Deep Learning with Fast.ai

"Deep Learning with Fast.ai" "Deep Learning with Fast.ai" provides a comprehensive and contemporary roadmap for mastering deep learning through the lens of the Fast.ai ecosystem. The book opens by expertly blending the history, principles, and philosophy of modern neural networks with Fast.ai's distinctive top-down, practical teaching methodology, and design. Readers are introduced to the powerful abstractions and extensibility of Fast.ai, which leverages PyTorch for a seamless, high-performance user experience.

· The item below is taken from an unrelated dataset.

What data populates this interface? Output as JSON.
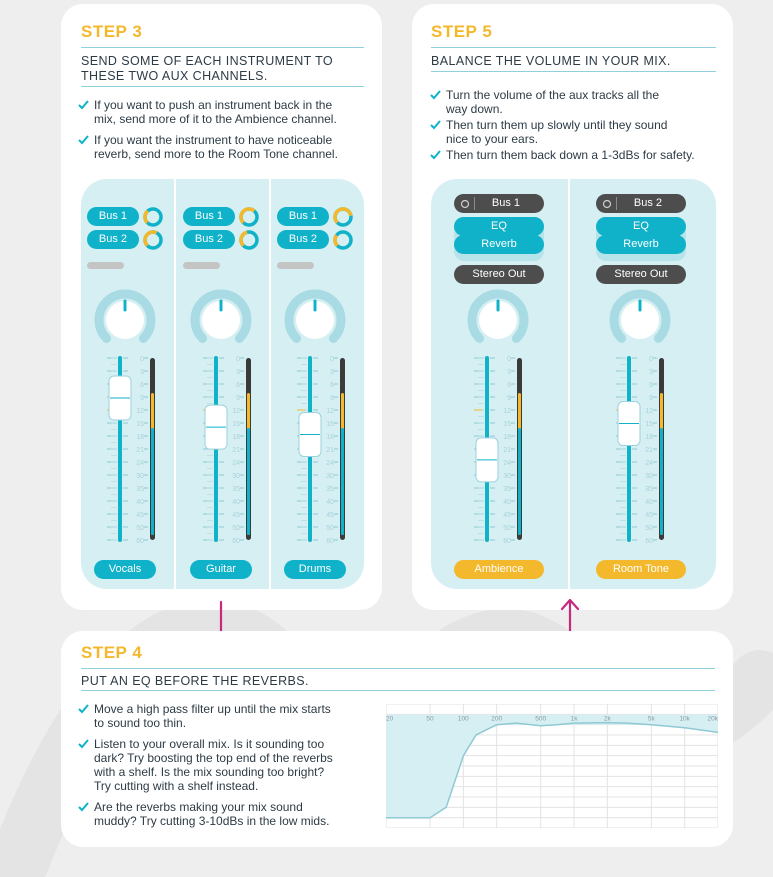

Through clear explanations of core concepts—ranging from reproducibility and responsible AI to balancing mathematical theory with hands-on application—the book sets a strong foundation for learners and professionals alike. The book delves deeply into real-world workflows, guiding practitioners through flexible data pipelines, rigorous data augmentation, and innovative semi-supervised and out-of-core processing, all while addressing the challenges of diverse data sources. Subsequent chapters thoroughly unpack modeling fundamentals, from the versatile Learner abstractions and event-driven callbacks to advanced optimization, regularization, and efficient resource management. Covering transfer learning, model fine-tuning, and domain adaptation, the text empowers users to adapt state-of-the-art techniques for both typical and novel scenarios across computer vision, natural language processing, and tabular data—supplemented by practical chapters on model deployment, interpretation, and monitoring in production environments. Designed with the needs of modern machine learning practitioners and researchers in mind, "Deep Learning with Fast.ai" goes beyond standard use cases to explore innovative avenues such as integrating with external libraries, implementing custom neural components, and scaling for industrial hardware. With dedicated discussions on security, adversarial robustness, ethics, explainability, and the evolving future of AI, this book serves as both a practical toolkit and a forward-looking reference. Whether you are a developer, data scientist, researcher, or educator, this volume invites you to unlock the potential of deep learning with clarity, responsibility, and cutting-edge best practices.